Adam Abdou Hassan, Enseignant chercheur, Université de Rouen |
The blue economy lies at the heart of globalisation. Ninety percent of international trade takes place via the sea and 95% of global communication relies on underwater networks. The blue economy encompasses all economic activity in and around rivers, lakes, streams, riverbanks, shorelines, groundwater, freshwater, seas and oceans.
The blue economy is mostly unknown, overlooked and underdeveloped in Africa. It could represent a major growth driver.
Its potential is not lost on the African Union (AU), which has made the blue economy one of the priority areas for the next 10 years: the blue economy holds immense potential as a key to a prosperous Africa. The United Nations Economic Commission for Africa (UNECA) and Seychelles Vice President Danny Faure share this outlook, seeing the blue economy as a potential source of blue gold.

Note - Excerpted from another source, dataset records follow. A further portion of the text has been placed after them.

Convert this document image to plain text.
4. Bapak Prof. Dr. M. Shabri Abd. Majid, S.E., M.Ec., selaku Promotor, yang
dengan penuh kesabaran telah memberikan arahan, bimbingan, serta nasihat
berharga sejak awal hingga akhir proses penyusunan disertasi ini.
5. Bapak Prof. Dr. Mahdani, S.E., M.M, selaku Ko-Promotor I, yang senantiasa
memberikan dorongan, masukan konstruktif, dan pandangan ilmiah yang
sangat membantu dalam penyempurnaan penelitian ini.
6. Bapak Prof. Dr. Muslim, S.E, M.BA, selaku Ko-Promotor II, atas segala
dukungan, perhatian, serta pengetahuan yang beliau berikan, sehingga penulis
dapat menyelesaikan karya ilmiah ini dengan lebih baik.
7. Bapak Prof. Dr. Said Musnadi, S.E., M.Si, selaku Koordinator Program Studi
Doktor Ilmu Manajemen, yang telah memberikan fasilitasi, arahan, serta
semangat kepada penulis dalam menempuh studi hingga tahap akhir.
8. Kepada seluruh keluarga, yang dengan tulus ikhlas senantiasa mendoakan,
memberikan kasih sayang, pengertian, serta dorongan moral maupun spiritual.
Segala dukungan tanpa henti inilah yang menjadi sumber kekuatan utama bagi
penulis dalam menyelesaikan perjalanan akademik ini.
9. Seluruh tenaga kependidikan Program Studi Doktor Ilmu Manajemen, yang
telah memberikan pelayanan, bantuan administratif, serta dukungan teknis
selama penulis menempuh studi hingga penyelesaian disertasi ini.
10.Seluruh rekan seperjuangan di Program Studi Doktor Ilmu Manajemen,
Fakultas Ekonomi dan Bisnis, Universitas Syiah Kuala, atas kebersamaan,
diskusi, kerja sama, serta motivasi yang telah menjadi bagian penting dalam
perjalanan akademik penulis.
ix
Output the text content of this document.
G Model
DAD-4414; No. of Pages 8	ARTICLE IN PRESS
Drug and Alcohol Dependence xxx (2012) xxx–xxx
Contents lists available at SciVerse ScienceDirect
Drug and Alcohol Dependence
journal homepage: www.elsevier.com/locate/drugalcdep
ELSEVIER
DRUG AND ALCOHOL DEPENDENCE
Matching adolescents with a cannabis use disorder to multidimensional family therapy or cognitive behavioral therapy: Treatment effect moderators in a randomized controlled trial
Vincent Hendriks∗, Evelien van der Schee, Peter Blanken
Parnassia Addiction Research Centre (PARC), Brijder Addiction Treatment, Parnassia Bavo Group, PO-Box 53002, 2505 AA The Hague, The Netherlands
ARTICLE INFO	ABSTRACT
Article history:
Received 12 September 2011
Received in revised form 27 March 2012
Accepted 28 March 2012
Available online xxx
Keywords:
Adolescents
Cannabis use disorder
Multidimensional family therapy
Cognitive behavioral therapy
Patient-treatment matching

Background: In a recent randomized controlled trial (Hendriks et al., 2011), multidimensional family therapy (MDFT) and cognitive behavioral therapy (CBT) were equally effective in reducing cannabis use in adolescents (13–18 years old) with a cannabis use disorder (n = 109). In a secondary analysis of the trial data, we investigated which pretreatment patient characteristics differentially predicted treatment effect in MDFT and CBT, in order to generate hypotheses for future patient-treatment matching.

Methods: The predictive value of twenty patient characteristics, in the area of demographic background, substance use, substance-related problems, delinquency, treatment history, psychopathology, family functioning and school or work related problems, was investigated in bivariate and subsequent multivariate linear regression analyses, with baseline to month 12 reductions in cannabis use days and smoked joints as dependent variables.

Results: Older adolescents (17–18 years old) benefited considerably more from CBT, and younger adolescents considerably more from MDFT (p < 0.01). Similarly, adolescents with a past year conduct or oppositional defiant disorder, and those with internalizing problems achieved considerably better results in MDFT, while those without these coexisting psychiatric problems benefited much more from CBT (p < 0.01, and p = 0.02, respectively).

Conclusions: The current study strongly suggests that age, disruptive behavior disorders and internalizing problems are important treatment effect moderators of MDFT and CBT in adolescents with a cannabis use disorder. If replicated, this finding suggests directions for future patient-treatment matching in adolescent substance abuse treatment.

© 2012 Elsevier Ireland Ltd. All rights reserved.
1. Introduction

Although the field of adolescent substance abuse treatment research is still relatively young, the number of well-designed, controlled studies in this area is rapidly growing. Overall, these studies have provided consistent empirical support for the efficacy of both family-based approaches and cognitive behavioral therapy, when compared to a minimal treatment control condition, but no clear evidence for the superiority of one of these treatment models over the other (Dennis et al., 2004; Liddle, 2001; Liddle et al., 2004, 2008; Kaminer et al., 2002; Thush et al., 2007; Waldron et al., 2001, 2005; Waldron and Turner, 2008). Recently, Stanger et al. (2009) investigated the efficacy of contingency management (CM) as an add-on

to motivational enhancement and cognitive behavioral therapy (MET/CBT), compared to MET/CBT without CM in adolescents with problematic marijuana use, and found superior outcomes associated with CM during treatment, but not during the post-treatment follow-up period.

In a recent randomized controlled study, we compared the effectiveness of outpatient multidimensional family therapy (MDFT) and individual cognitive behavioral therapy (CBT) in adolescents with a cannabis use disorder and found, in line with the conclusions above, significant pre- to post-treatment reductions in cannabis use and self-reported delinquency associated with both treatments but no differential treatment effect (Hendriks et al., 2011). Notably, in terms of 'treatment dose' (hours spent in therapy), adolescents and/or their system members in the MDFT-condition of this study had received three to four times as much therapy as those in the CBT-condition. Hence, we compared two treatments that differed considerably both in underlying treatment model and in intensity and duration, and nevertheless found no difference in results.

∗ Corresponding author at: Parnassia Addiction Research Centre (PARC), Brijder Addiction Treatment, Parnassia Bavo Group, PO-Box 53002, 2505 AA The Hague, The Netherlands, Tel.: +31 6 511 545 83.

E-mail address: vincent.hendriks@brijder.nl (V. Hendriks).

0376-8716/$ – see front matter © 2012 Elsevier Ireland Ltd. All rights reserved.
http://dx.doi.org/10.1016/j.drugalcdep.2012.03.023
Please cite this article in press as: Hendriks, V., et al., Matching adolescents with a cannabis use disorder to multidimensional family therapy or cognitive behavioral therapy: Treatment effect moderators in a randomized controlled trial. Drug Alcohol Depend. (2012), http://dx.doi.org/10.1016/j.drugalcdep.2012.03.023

But where does it currently stand in Africa? Does it benefit African economies?
The strategic significance of the blue economy for Africa is clear. UNECA has gone so far as to publish a policy handbook on the topic, echoing the African Union’s position.
According to the handbook, 38 of Africa’s 54 countries are coastal states and more than 90% of import-export occurs via the sea. The territorial waters controlled by African nations stretch out over 13 million km², with a continental shelf of about 6.5 million km², including exclusive economic zones. For the AU, the blue economy represents a new frontier of African renaissance.
There are tensions between African nations over the demarcation of maritime borders. But the fishing industry employs nearly 12.3 million Africans. And the blue economy could potentially solve nutritional and food security problems for nearly 200 million Africans. It has the potential to provide vital nutrition through underused resources in fresh and salt water fish.
A grassroots, holistic and collaborative approach would make it possible to establish a blue development strategy, taking into account climate change and sustainable development. But several outside forces jeopardise its success.
The danger of illegal fishing
Blue economic activities are hampered by natural phenomena like storms and rising sea levels. But they are also impeded by human activities such as piracy, and the arms and slave trades. Illegal fishing is one of the most significant threats.
Based on Africa’s financial inflows and outflows, UNECA reckons that the continent loses US$42 billion per year through illegal fishing and logging activities.
Illegal fishing – untaxed and unregulated – impoverishes nations and triggers cross-border population displacement. According to Professor Jean-François Akandji-Kombé at the University of Paris, the current situation can be explained by the fact that:
The sea as economic entity is a new concept in Africa. For a long time, the continent didn’t have the means to exploit marine resources, or the means to assert political power over the seas. There were no seafaring people or nations to speak of in Africa. These people, these nations focused on the land, not the sea.
The European Union has woken up to the magnitude of the systematic plunder of African fishing resources, and its potential political consequences. In recent years, it has been working to establish fishery partnership agreements with African countries like Cape Verde, the Comoros, Côte d’Ivoire, Gabon, Guinea-Bissau, Liberia, Madagascar, Mauritania, Morocco, Mozambique, São Tomé and Príncipe, Senegal and the Seychelles.
China’s policy has been remarkably shameless regarding illegal fishing. A number of African states hold Chinese vessels responsible for plundering African maritime resources and have called on the Chinese government to stop illegal fishing in West Africa.
African governments must therefore come up with strategic frameworks if their people are to reap the benefits of this potential bounty.